Жалость, по-моему, ожесточает человека à la longue362. В вашем письме чувствуется, хотите не хотите, ожесточение. А какая уж радость при жесткости.

Нет, не заражайте меня. Вот Смирнова заразили… нет, нет, не дай Бог эдакого счастья. Право, он очень страшный. В заключение скажу, что я не хвалюсь знанием вас вполне, но лишь кое-что знаю, и знаю, что оно – хорошее.

Ваша Зин. Г.
20

Дорогой Валичка!

Вы так близко – и так до сих пор недостижимы! Неужели не приедете на денек – на два? Погода дивная, а что здесь дивно – вы знаете.

Я не сомневаюсь, что все равно скоро вас увижу, может быть, раньше даже, чем Дима (ведь он едет отсюда в Амьен363) – но мне хотелось бы скорее, да и «на земле» я вас ни разу не видала. Может, совсем иначе на вас посмотрится – и не забудется.

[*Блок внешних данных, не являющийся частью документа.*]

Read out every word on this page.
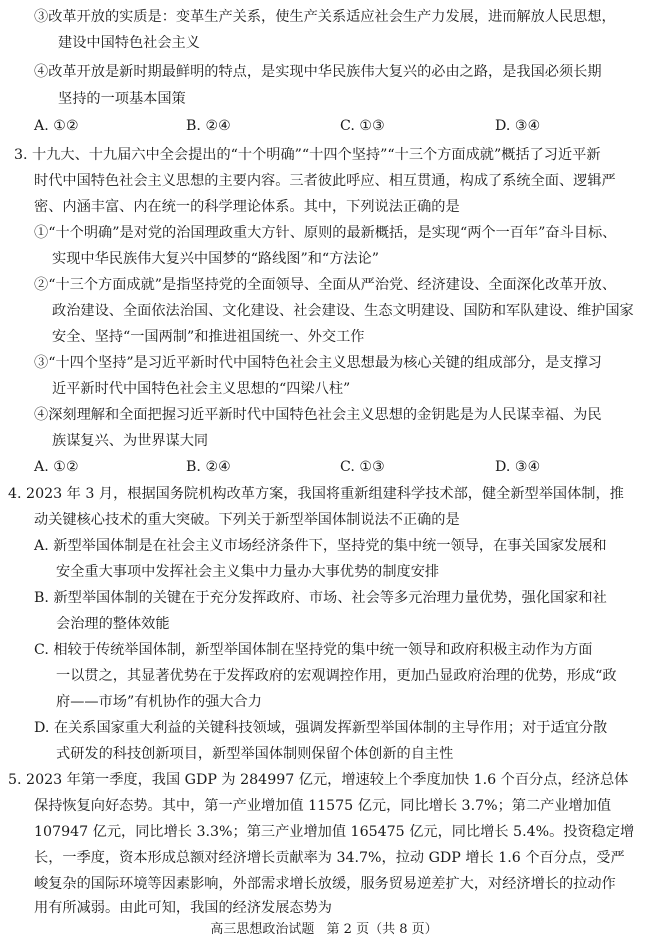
③改革开放的实质是：变革生产关系，使生产关系适应社会生产力发展，进而解放人民思想，
建设中国特色社会主义
④改革开放是新时期最鲜明的特点，是实现中华民族伟大复兴的必由之路，是我国必须长期
坚持的一项基本国策
A. ①②	B. ②④	C. ①③	D. ③④
3. 十九大、十九届六中全会提出的“十个明确”“十四个坚持”“十三个方面成就”概括了习近平新
时代中国特色社会主义思想的主要内容。三者彼此呼应、相互贯通，构成了系统全面、逻辑严
密、内涵丰富、内在统一的科学理论体系。其中，下列说法正确的是
①“十个明确”是对党的治国理政重大方针、原则的最新概括，是实现“两个一百年”奋斗目标、
实现中华民族伟大复兴中国梦的“路线图”和“方法论”
②“十三个方面成就”是指坚持党的全面领导、全面从严治党、经济建设、全面深化改革开放、
政治建设、全面依法治国、文化建设、社会建设、生态文明建设、国防和军队建设、维护国家
安全、坚持“一国两制”和推进祖国统一、外交工作
③“十四个坚持”是习近平新时代中国特色社会主义思想最为核心关键的组成部分，是支撑习
近平新时代中国特色社会主义思想的“四梁八柱”
④深刻理解和全面把握习近平新时代中国特色社会主义思想的金钥匙是为人民谋幸福、为民
族谋复兴、为世界谋大同
A. ①②	B. ②④	C. ①③	D. ③④
4. 2023 年 3 月，根据国务院机构改革方案，我国将重新组建科学技术部，健全新型举国体制，推
动关键核心技术的重大突破。下列关于新型举国体制说法不正确的是
A. 新型举国体制是在社会主义市场经济条件下，坚持党的集中统一领导，在事关国家发展和
安全重大事项中发挥社会主义集中力量办大事优势的制度安排
B. 新型举国体制的关键在于充分发挥政府、市场、社会等多元治理力量优势，强化国家和社
会治理的整体效能
C. 相较于传统举国体制，新型举国体制在坚持党的集中统一领导和政府积极主动作为方面
一以贯之，其显著优势在于发挥政府的宏观调控作用，更加凸显政府治理的优势，形成“政
府——市场”有机协作的强大合力
D. 在关系国家重大利益的关键科技领域，强调发挥新型举国体制的主导作用；对于适宜分散
式研发的科技创新项目，新型举国体制则保留个体创新的自主性
5. 2023 年第一季度，我国 GDP 为 284997 亿元，增速较上个季度加快 1.6 个百分点，经济总体
保持恢复向好态势。其中，第一产业增加值 11575 亿元，同比增长 3.7%；第二产业增加值
107947 亿元，同比增长 3.3%；第三产业增加值 165475 亿元，同比增长 5.4%。投资稳定增
长，一季度，资本形成总额对经济增长贡献率为 34.7%，拉动 GDP 增长 1.6 个百分点，受严
峻复杂的国际环境等因素影响，外部需求增长放缓，服务贸易逆差扩大，对经济增长的拉动作
用有所减弱。由此可知，我国的经济发展态势为
高三思想政治试题 第 2 页（共 8 页）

Не пишу вам больше, во-первых, потому, что всякие письма – прах и тлен, а во-вторых – рука не ворочается, кончаю мучительную и отвратительную статью, которая мне самой опротивела до чертиков364.

Вот кончу – тогда на день влюблюсь в нее.

Что же, надеяться нам на явление ваше или покориться? Черкните открыточку.

Еще вот что: хотя я и не предполагаю серьезно, что на выставке будет мой портрет Бакста en Mlle de Maupin, однако на всякий случай передайте ему (где он?), что у меня определенное и незыблемое желание этого портрета больше ни на какой выставке не знать 365. Не правда ли – вы ему это скажете?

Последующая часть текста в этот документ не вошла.